Naoto Kan, Japan’s beleaguered prime minister, has acknowledged for the first time since March 11 that he may step down — but not until he’s done doing what he needs to do. Kan has come under increasing pressure from both inside and outside his party to give up his post after his handling of the March 11 earthquake and tsunami and continuing nuclear crisis. In a televised meeting with his party on Thursday morning, Kan said: “I’d like to pass on my responsibility to a younger generation once we reach a certain stage in tackling the disaster and I’ve fulfilled my role.” He did not indicate when that might be.
It was an effort to save his job ahead of a no-confidence motion that took place 3PM today in the lower house of parliament. The motion, which would have required Kan to dissolve the parliament and call for new elections or resign with his Cabinet in 10 days, was voted down 293 to 152. Still, its submission by the main opposition Liberal Democratic Party (LDP) and two smaller opposition groups underscores the fact that Japan’s political landscape is nearly as volatile as its geology.

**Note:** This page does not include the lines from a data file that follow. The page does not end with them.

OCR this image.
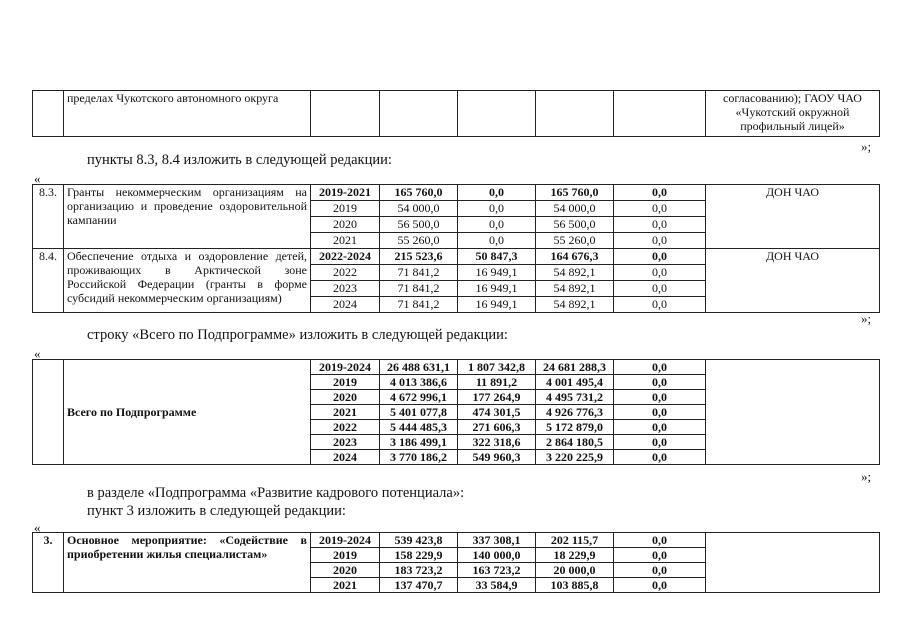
	пределах Чукотского автономного округа						согласованию); ГАОУ ЧАО «Чукотский окружной профильный лицей»
»;
пункты 8.3, 8.4 изложить в следующей редакции:
«
8.3.	Гранты некоммерческим организациям на организацию и проведение оздоровительной кампании	2019-2021	165 760,0	0,0	165 760,0	0,0	ДОН ЧАО
		2019	54 000,0	0,0	54 000,0	0,0	
		2020	56 500,0	0,0	56 500,0	0,0	
		2021	55 260,0	0,0	55 260,0	0,0	
8.4.	Обеспечение отдыха и оздоровление детей, проживающих в Арктической зоне Российской Федерации (гранты в форме субсидий некоммерческим организациям)	2022-2024	215 523,6	50 847,3	164 676,3	0,0	ДОН ЧАО
		2022	71 841,2	16 949,1	54 892,1	0,0	
		2023	71 841,2	16 949,1	54 892,1	0,0	
		2024	71 841,2	16 949,1	54 892,1	0,0	
»;
строку «Всего по Подпрограмме» изложить в следующей редакции:
«
	Всего по Подпрограмме	2019-2024	26 488 631,1	1 807 342,8	24 681 288,3	0,0	
		2019	4 013 386,6	11 891,2	4 001 495,4	0,0	
		2020	4 672 996,1	177 264,9	4 495 731,2	0,0	
		2021	5 401 077,8	474 301,5	4 926 776,3	0,0	
		2022	5 444 485,3	271 606,3	5 172 879,0	0,0	
		2023	3 186 499,1	322 318,6	2 864 180,5	0,0	
		2024	3 770 186,2	549 960,3	3 220 225,9	0,0	
»;
в разделе «Подпрограмма «Развитие кадрового потенциала»:
пункт 3 изложить в следующей редакции:
«
3.	Основное мероприятие: «Содействие в приобретении жилья специалистам»	2019-2024	539 423,8	337 308,1	202 115,7	0,0	
		2019	158 229,9	140 000,0	18 229,9	0,0	
		2020	183 723,2	163 723,2	20 000,0	0,0	
		2021	137 470,7	33 584,9	103 885,8	0,0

In the months since March 11, Kan has come under fire for his government’s response to the crisis, from the length of time that it has taken to build temporary housing for the thousands left homeless after the tsunami to the lack of clear communication about the severity and scope of the nuclear crisis that has followed. Indeed, Kan was peculiarly absent from the public sphere during the first month of the crisis — he did not set foot in the disaster zone for weeks after the tsunami — with chief cabinet secretary Yukio Edano tirelessly facing world’s cameras. More recently, detailed reports have emerged that Kan was deeply involved in trying to prevent a full-blown nuclear fallout at Fukushima during those early days, which may account for — if not excuse — his absence.